Balance of Payments:

The Balance of Payments is the first indicator of market pressures on a currency. It is the balance of the account calculating the total currency flows.

Public Debt

It is a common practice that countries use public debt to finance their public projects. Such activity stimulates the national economy. However, nations with large public deficits and debts are less attractive to foreign investors. A large debt boosts inflation and if inflation is high, the currency will be weaker. Inflation will be maintained by the states in order to pay the debt.

Economic Indicators

Every country generates its own data to measure the status of their economies and refers to the same data when it comes to deciding whether to intervene and how. Economic news reports depict not only the “health” of an economy and the impact of the economic policies implemented by governments and central banks, but they also provide a significant tool for news traders and fundamental analysis.

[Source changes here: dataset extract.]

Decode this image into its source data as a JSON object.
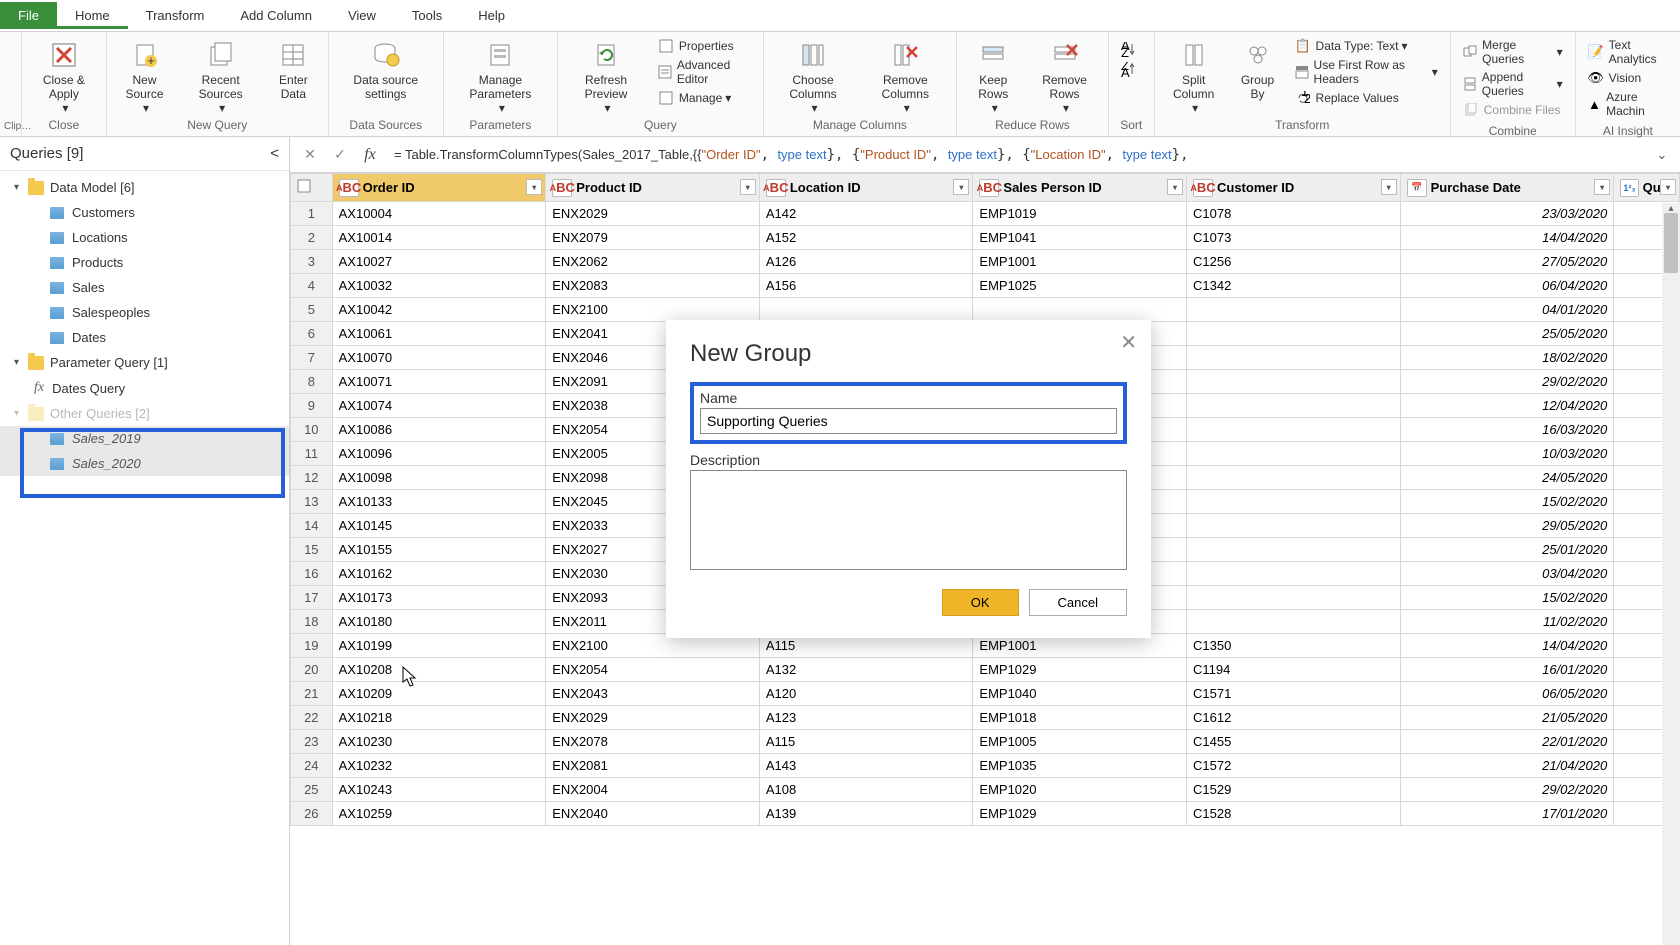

Understanding the impact of economic indicators in different markets and analysing previous outcomes can help the trader to predict and anticipate future market developments.

Looking at the USA, the two most important indicators are the NonFarm PayRoll and the Unemployment rate. These two indicators are released the first Friday of every month. As we saw earlier, employment and job creation are the foremost indicators of consumer spending and perhaps the most important indicators of the state of the economy.

Intermarket Correlations


X Y Reasson
Gold (rises) USD (decrease value) During times of economic turmoil, investors tend to move their deposits in dollars to gold. Unlike other assets, gold tends to maintain its intrinsic value.
Gold AUD/USD Australia is the third biggest gold producer in the world
Gold NZD/USD New Zealand is also a big producer
Gold USD/CHF 25% of Switzerland reserves are in gold.
Gold USD/CAD Canada is 5th largest producer of gold
Bond Yields Local Currency An economy that offer higher bond yields attracts more investments on its own currency.
Oil Canadian dollar Canada is a major producer and exporter of oil. The Canadian economy is driven to a significant extent by oil prices. The Canadian dollar increases in value when oil prices rise .
Dow Nikkei The performance of the U.S. economy is tightly related to Japan’s economy.